In particular, the current average rate on Belgian customers' savings deposits is 0.37%, despite the fact that the rate earned by Belgian banks from parking their excess cash overnight at Belgium's central bank (the ECB's 'deposit facility rate') is 3.25%.

This discrepancy has led some members of Belgium's Vivaldi Federal Government coalition – including, most notably, Flemish social democratic party Vooruit – to propose enforcing a rate increase by indexing the minimum savings rate to the ECB's deposit facility rate.

An 'ill-considered intervention'?

Belgian banks have vigorously pushed back against such proposals, however. Febelfin, the Belgian financial sector federation, said last month that any mandated increase would be an "ill-considered intervention" which could "profoundly affect the stability of the banking sector."

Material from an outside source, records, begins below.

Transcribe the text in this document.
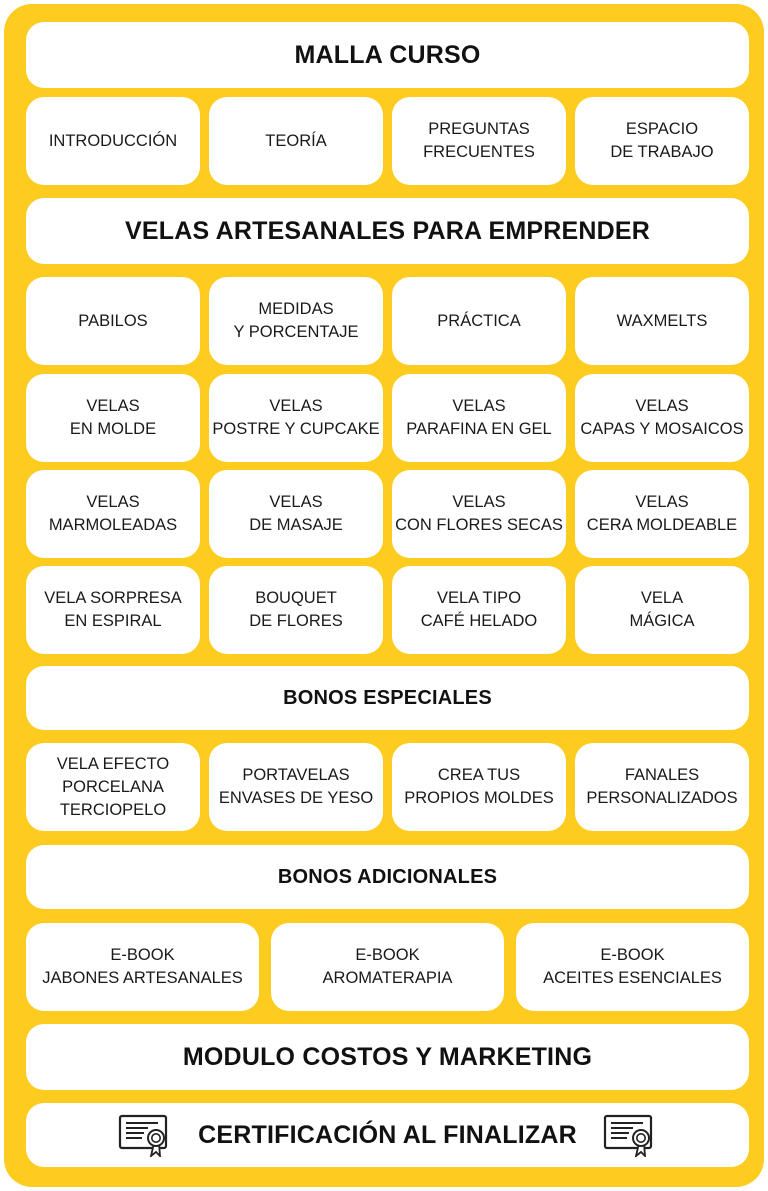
MALLA CURSO
INTRODUCCIÓN	TEORÍA
PREGUNTAS
FRECUENTES
ESPACIO
DE TRABAJO
VELAS ARTESANALES PARA EMPRENDER
PABILOS
MEDIDAS
Y PORCENTAJE
PRÁCTICA	WAXMELTS
VELAS
EN MOLDE
VELAS
POSTRE Y CUPCAKE
VELAS
PARAFINA EN GEL
VELAS
CAPAS Y MOSAICOS
VELAS
MARMOLEADAS
VELAS
DE MASAJE
VELAS
CON FLORES SECAS
VELAS
CERA MOLDEABLE
VELA SORPRESA
EN ESPIRAL
BOUQUET
DE FLORES
VELA TIPO
CAFÉ HELADO
VELA
MÁGICA
BONOS ESPECIALES
VELA EFECTO
PORCELANA
TERCIOPELO
PORTAVELAS
ENVASES DE YESO
CREA TUS
PROPIOS MOLDES
FANALES
PERSONALIZADOS
BONOS ADICIONALES
E-BOOK
JABONES ARTESANALES
E-BOOK
AROMATERAPIA
E-BOOK
ACEITES ESENCIALES
MODULO COSTOS Y MARKETING
CERTIFICACIÓN AL FINALIZAR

Febelfin's remarks were partially corroborated by a report published on Friday by the National Bank of Belgium (NBB), which warned that such legislation could have "far-reaching consequences for banks' profitability, interest rate risk management and solvency and, by extension, financial stability."

Instead, the NBB recommended that Belgium's banks implement rate hikes themselves. Above all, they should "continue working towards a gradual increase in the remuneration of regulated savings accounts, which should eventually be closer to the ECB rate."